Roberto Di Matteo, the toast of West London. In his brief stint as Chelsea’s Interim Manager he has delivered the FA Cup and the long awaited Champions League, Chelsea’s first. At any other club in the world the chairmen would be hugging the quiet Italian tight and never letting him go. But this isn’t any other club, it’s Chelsea, and Di Matteo’s future still hangs in the balance.
In February last year, when Roberto Di Matteo was being relieved of his duties as West Brom manager, not even his most avid supporter could have predicted that he would be leading Chelsea to European glory just 15 months later. It’s partly this that makes his achievements at Stamford Bridge all the more astounding.
When Roberto was number two to Andre Villas Boas they looked a different team, one leg at home to Napoli away from crashing out of the very same European competition that they won in Munich this week.
Villas Boas leaves, Di Matteo is promoted and the team is transformed. The once tired-looking ‘old guard’ of Lampard, Drogba and the like look rejuvenated. £5Omillion flop Fernando Torres is suddenly performing AND finding the back of the net. Chelsea look world beaters. And now they sit proudly as European Champions.
It’s no secret that the Champions League has been priority number one for owner Roman Abramovich since he purchased the club. And they have come close. Semi Final heartache at the hands of Monaco, Liverpool and Barcelona, and that gut-wrenching loss on penalties in the final to Manchester United.
But after all of that waiting it’s Interim manager Di Matteo who has brought Roman Europe’s biggest prise. Roberto has succeeded where Avram Grant, Luis Felipe Scolari, Carlo Ancelotti and yes, even José Mourinho have failed.
That should illustrate what a monumental achievement this has been. Yet the word coming out of the Chelsea camp is that ‘no decision has been made’ on the future of their Interim boss. It could well be that delivering what is arguably the biggest prize in world football may not be enough for Roberto Di Matteo. How could this be?
We know that Abramovich likes a high profile manager, a ‘big name’. And that admittedly is not Di Matteo. His work at the MK Dons and West Brom is not the same as the Milan and the Porto and the Brazil that has littered the CV’s of Abramovich’s other appointments. When Abramovich wants to recruit somebody he wants it to be heard around the world, he wants to make waves. He wants a galactico.
This may be why the managers being linked with the post are established household names like Capello or Guardiola. But why would one of these well respected coaches want to mortgage their glistening reputations to try and do a passable job at Chelsea.

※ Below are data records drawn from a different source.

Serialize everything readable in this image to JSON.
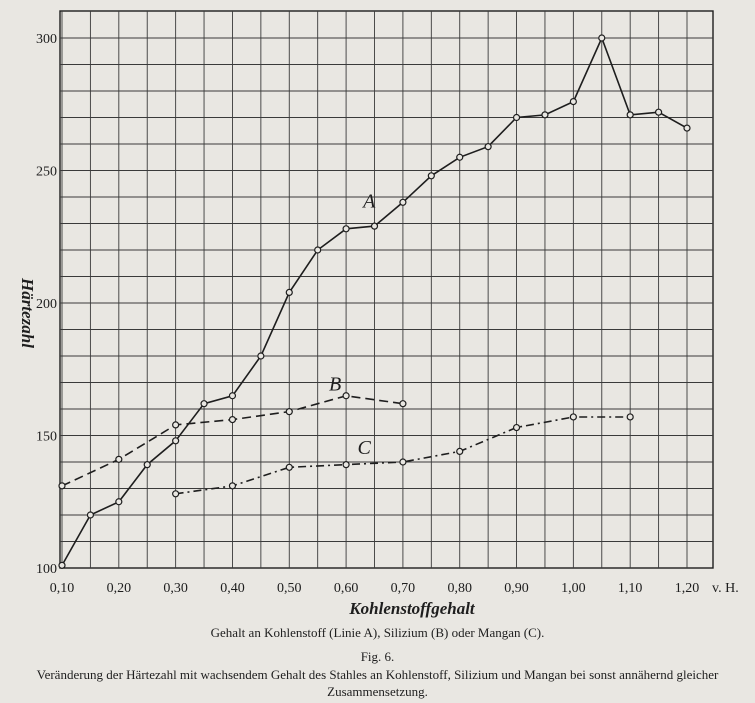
{
  "chart_data": {
    "type": "line",
    "xlabel": "Kohlenstoffgehalt",
    "ylabel": "Härtezahl",
    "x_unit_label": "v. H.",
    "xlim": [
      0.1,
      1.3
    ],
    "ylim": [
      100,
      310
    ],
    "x_ticks": [
      0.1,
      0.2,
      0.3,
      0.4,
      0.5,
      0.6,
      0.7,
      0.8,
      0.9,
      1.0,
      1.1,
      1.2
    ],
    "x_tick_labels": [
      "0,10",
      "0,20",
      "0,30",
      "0,40",
      "0,50",
      "0,60",
      "0,70",
      "0,80",
      "0,90",
      "1,00",
      "1,10",
      "1,20"
    ],
    "y_ticks": [
      100,
      150,
      200,
      250,
      300
    ],
    "y_tick_labels": [
      "100",
      "150",
      "200",
      "250",
      "300"
    ],
    "grid": true,
    "series": [
      {
        "name": "A",
        "line_style": "solid",
        "points": [
          [
            0.1,
            101
          ],
          [
            0.15,
            120
          ],
          [
            0.2,
            125
          ],
          [
            0.25,
            139
          ],
          [
            0.3,
            148
          ],
          [
            0.35,
            162
          ],
          [
            0.4,
            165
          ],
          [
            0.45,
            180
          ],
          [
            0.5,
            204
          ],
          [
            0.55,
            220
          ],
          [
            0.6,
            228
          ],
          [
            0.65,
            229
          ],
          [
            0.7,
            238
          ],
          [
            0.75,
            248
          ],
          [
            0.8,
            255
          ],
          [
            0.85,
            259
          ],
          [
            0.9,
            270
          ],
          [
            0.95,
            271
          ],
          [
            1.0,
            276
          ],
          [
            1.05,
            300
          ],
          [
            1.1,
            271
          ],
          [
            1.15,
            272
          ],
          [
            1.2,
            266
          ]
        ]
      },
      {
        "name": "B",
        "line_style": "dashed",
        "points": [
          [
            0.1,
            131
          ],
          [
            0.2,
            141
          ],
          [
            0.3,
            154
          ],
          [
            0.4,
            156
          ],
          [
            0.5,
            159
          ],
          [
            0.6,
            165
          ],
          [
            0.7,
            162
          ]
        ]
      },
      {
        "name": "C",
        "line_style": "dashdot",
        "points": [
          [
            0.3,
            128
          ],
          [
            0.4,
            131
          ],
          [
            0.5,
            138
          ],
          [
            0.6,
            139
          ],
          [
            0.7,
            140
          ],
          [
            0.8,
            144
          ],
          [
            0.9,
            153
          ],
          [
            1.0,
            157
          ],
          [
            1.1,
            157
          ]
        ]
      }
    ]
  },
  "captions": {
    "legend_line": "Gehalt an Kohlenstoff (Linie A), Silizium (B) oder Mangan (C).",
    "figure_number": "Fig. 6.",
    "description": "Veränderung der Härtezahl mit wachsendem Gehalt des Stahles an Kohlenstoff, Silizium und Mangan bei sonst annähernd gleicher Zusammensetzung."
  },
  "colors": {
    "ink": "#1e1e1e",
    "grid": "#3a3a3a",
    "paper": "#e9e7e2"
  }
}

Surely any well respected, experienced manager would look at this job and think “the last guy won the Champions League and wasn’t kept on, what am I supposed to do?”
The Chelsea doubters have been quick to say that Di Matteo’s European success had more than an element of luck and it’s easy to understand that thought process. Chelsea hardly saw the ball for two semi-final legs against Barca and one final against Bayern, yet somehow they came out on top.

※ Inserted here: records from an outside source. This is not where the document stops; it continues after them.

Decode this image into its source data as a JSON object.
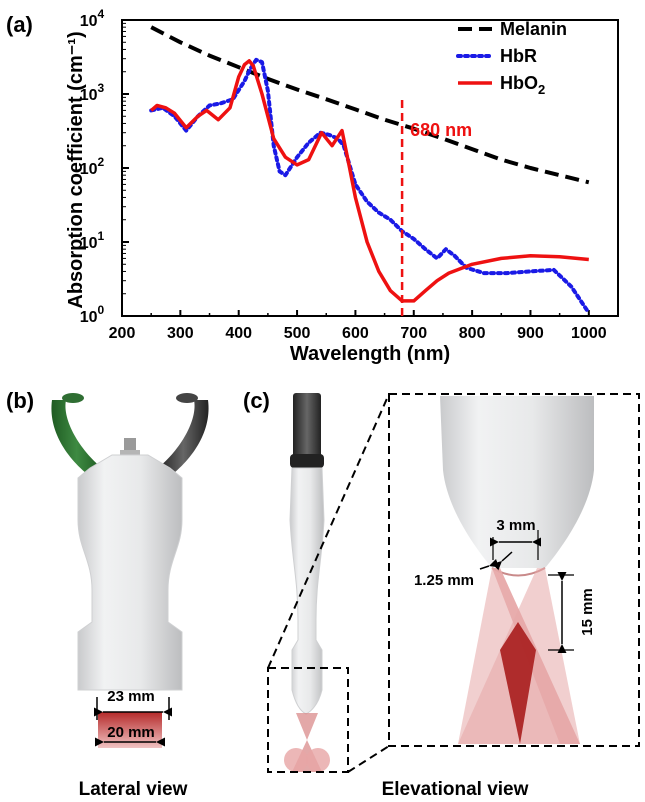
{
  "panels": {
    "a": "(a)",
    "b": "(b)",
    "c": "(c)"
  },
  "chart_data": {
    "type": "line",
    "xlabel": "Wavelength (nm)",
    "ylabel": "Absorption coefficient (cm⁻¹)",
    "xlim": [
      200,
      1050
    ],
    "ylim": [
      1,
      10000
    ],
    "yscale": "log",
    "xticks": [
      200,
      300,
      400,
      500,
      600,
      700,
      800,
      900,
      1000
    ],
    "yticks": [
      {
        "value": 1,
        "base": "10",
        "exp": "0"
      },
      {
        "value": 10,
        "base": "10",
        "exp": "1"
      },
      {
        "value": 100,
        "base": "10",
        "exp": "2"
      },
      {
        "value": 1000,
        "base": "10",
        "exp": "3"
      },
      {
        "value": 10000,
        "base": "10",
        "exp": "4"
      }
    ],
    "legend_position": "top-right",
    "series": [
      {
        "name": "Melanin",
        "color": "#000000",
        "dash": "dashed",
        "x": [
          250,
          300,
          350,
          400,
          450,
          500,
          550,
          600,
          650,
          700,
          750,
          800,
          850,
          900,
          950,
          1000
        ],
        "y": [
          8000,
          5000,
          3300,
          2300,
          1600,
          1150,
          850,
          620,
          450,
          340,
          250,
          180,
          130,
          100,
          80,
          64
        ]
      },
      {
        "name": "HbR",
        "color": "#1a1ae6",
        "dash": "dotted",
        "x": [
          250,
          270,
          290,
          310,
          330,
          350,
          370,
          390,
          410,
          420,
          430,
          440,
          450,
          460,
          470,
          480,
          500,
          520,
          540,
          555,
          570,
          580,
          600,
          620,
          640,
          660,
          680,
          700,
          720,
          740,
          755,
          770,
          790,
          820,
          860,
          900,
          940,
          970,
          1000
        ],
        "y": [
          600,
          650,
          500,
          320,
          500,
          700,
          750,
          850,
          1500,
          2200,
          2900,
          2700,
          1100,
          200,
          90,
          80,
          140,
          220,
          300,
          280,
          250,
          200,
          60,
          35,
          25,
          20,
          14,
          11,
          8,
          6,
          8,
          6.5,
          4.5,
          3.8,
          3.8,
          4,
          4.2,
          2.5,
          1.1
        ]
      },
      {
        "name": "HbO₂",
        "legend_main": "HbO",
        "legend_sub": "2",
        "color": "#ee1111",
        "dash": "solid",
        "x": [
          250,
          260,
          275,
          290,
          310,
          330,
          345,
          365,
          385,
          400,
          410,
          418,
          425,
          440,
          460,
          480,
          500,
          520,
          542,
          560,
          577,
          590,
          600,
          620,
          640,
          660,
          680,
          700,
          720,
          740,
          760,
          800,
          850,
          900,
          950,
          1000
        ],
        "y": [
          600,
          700,
          650,
          550,
          350,
          500,
          600,
          450,
          650,
          1700,
          2500,
          2800,
          2400,
          1000,
          250,
          140,
          110,
          130,
          300,
          200,
          320,
          100,
          40,
          10,
          4,
          2.2,
          1.6,
          1.6,
          2.2,
          3,
          3.8,
          5,
          6,
          6.5,
          6.3,
          5.8
        ]
      }
    ],
    "annotations": [
      {
        "text": "680 nm",
        "x": 680,
        "color": "#ee1111",
        "style": "vertical dashed line"
      }
    ]
  },
  "diagram_b": {
    "width_label": "23 mm",
    "beam_label": "20 mm",
    "caption": "Lateral view"
  },
  "diagram_c": {
    "caption": "Elevational view",
    "gap_label": "3 mm",
    "wall_label": "1.25 mm",
    "depth_label": "15 mm"
  }
}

Barca hit the word work repeatedly, Bayern squandered chance after chance that on any other night would have nestled in the back of the net. Two of the world’s best attacking players in Lionel Messi and Arjen Robben missed penalties. Someone, somewhere, wanted Chelsea to win it seems.
But those same doubters who thought that Chelsea were fortunate are probably the same people who take pride in telling you that this ‘is a results business’ as justification for when a manager is sacked. Well, if results and results alone are what count then Roberto Di Matteo couldn’t have done a lot more.

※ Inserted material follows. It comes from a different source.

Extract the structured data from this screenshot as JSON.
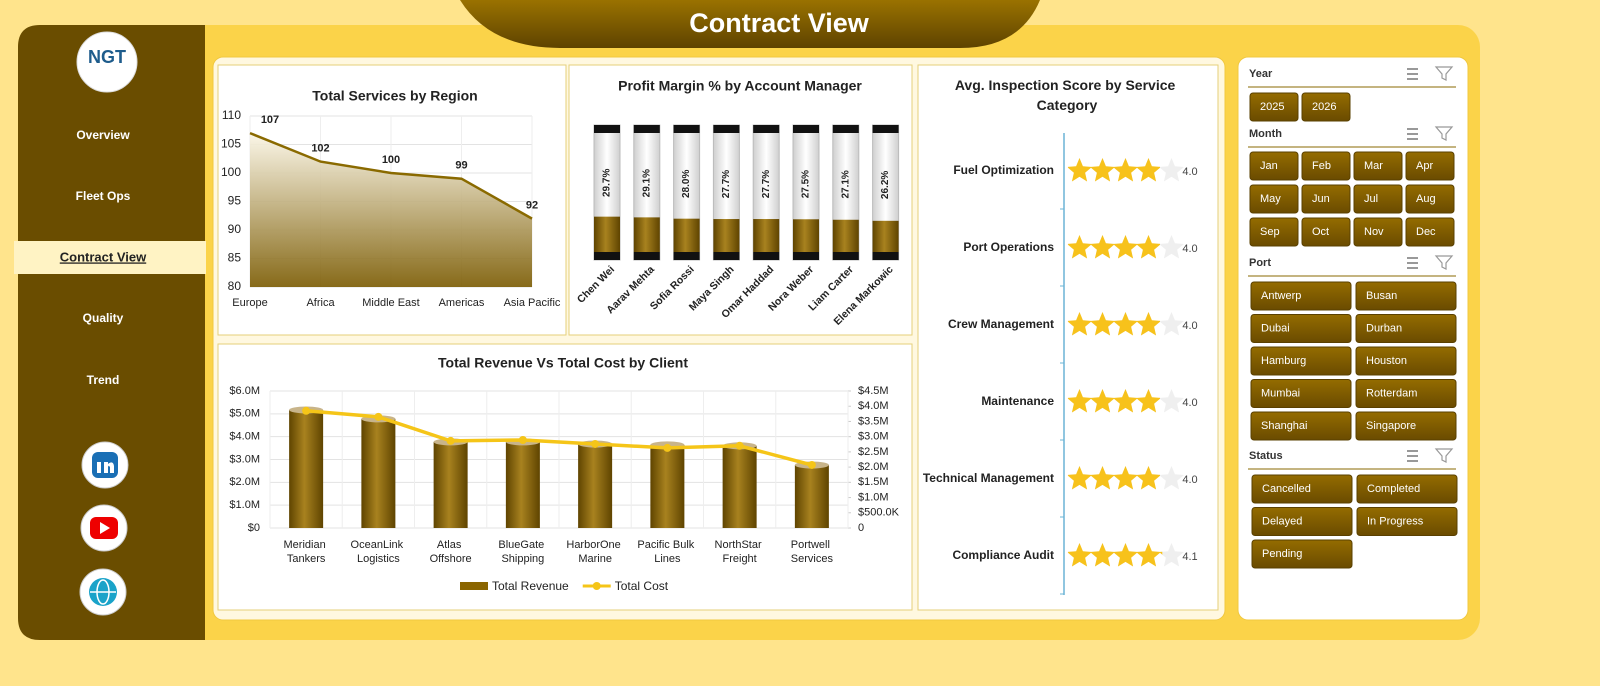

Only time will tell if Chelsea will see fit to appoint Di Matteo on a permanent basis. But they may have little alternative. Capello seems to have distanced himself from the job, Mourinho has signed a contract extension in Madrid, Guardiola is taking a break from the game. Chelsea’s options seem limited, even with Roman Abramovich behind them.
In truth we’re all in the same position as Roberto Di Matteo. All we can do is sit here and wait for an outcome, unable to influence the proceedings any further. He is in limbo, no closer to knowing the end of his Chelsea story than any of us. But if Chelsea don’t want the Italian as their manager then I’m sure there is a host of top clubs who will.
The real irony of the situation is that if Di Matteo had had this success at any other club in Europe then Roman Abramovich would be getting out that famous cheque book of his, hell bent on recruiting the man who could deliver the Champions League.